A few remarks in advance. The story has been written by the journalist Fokke Obbema, who is working on the economic desk, but has no background in China. He went along with a Dutch ministerial delegation to China, headed by the minister of economic affairs Maxime Verhagen. I have been along with those trips a few times as a journalist and coming back with any slightly original story is a challenge.

De journalist did not ask CNOOC for comment, and even does not suggest he tried to get that. That should be a huge disclaimer: this kind of complicated stories have at least two sides, if not more. The story on the Dutch side is told by former Shell manager Frans van Gunsteren and is not publicly supported by Shell. Only an anonymous Dutch diplomat is quoted (but they would always do that, so should be discounted for that reason).

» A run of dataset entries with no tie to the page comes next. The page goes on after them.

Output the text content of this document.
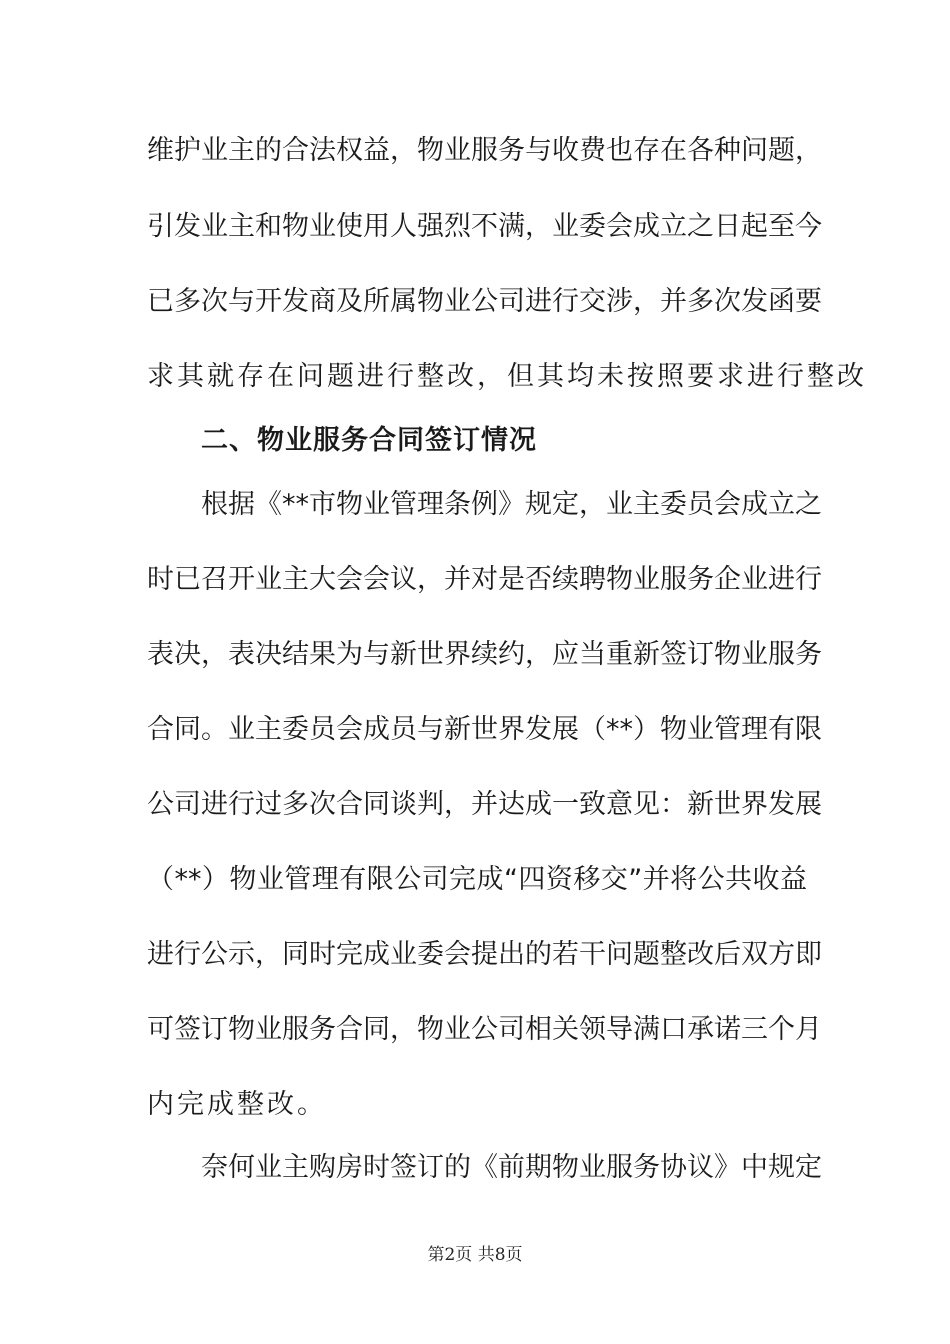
维护业主的合法权益，物业服务与收费也存在各种问题，
引发业主和物业使用人强烈不满，业委会成立之日起至今
已多次与开发商及所属物业公司进行交涉，并多次发函要
求其就存在问题进行整改，但其均未按照要求进行整改
二、物业服务合同签订情况
根据《**市物业管理条例》规定，业主委员会成立之
时已召开业主大会会议，并对是否续聘物业服务企业进行
表决，表决结果为与新世界续约，应当重新签订物业服务
合同。业主委员会成员与新世界发展（**）物业管理有限
公司进行过多次合同谈判，并达成一致意见：新世界发展
（**）物业管理有限公司完成“四资移交”并将公共收益
进行公示，同时完成业委会提出的若干问题整改后双方即
可签订物业服务合同，物业公司相关领导满口承诺三个月
内完成整改。
奈何业主购房时签订的《前期物业服务协议》中规定
第2页 共8页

The generic stake of the story is: foreign companies are getting increasingly a tough time in China, when they are dealing with state-owned companies. In this case a 50/50 joint venture between Shell and CNOOC has build a 3 billion euro petrochemical installation in Southern China. The building started in 2006. CNOOC now wants to expand a nearby petrochemical installation with an investment more than double the existing Shell/CNOOC installation.

This time CNOOC only wants Shell to participate for 30 percent, and Shell does not want to. They want to keep expensive expats and foreign companies out, suggest Van Gunsteren.

To me, it sounds like a business conflict that is now blown out of proportions by Shell. But then, the Volkskrant story has only one side. Not sure if there will be a follow-up.

Shell – if they support the challenges made by their manager – wants to make the story bigger than it is in my view. Some foreign companies are doing well in China, some fail because they made a wrong assessment of the market. And some get in trouble with their local partner. There is a nice saying in Dutch: when to fight, two are to blame. We need to hear the CNOOC story.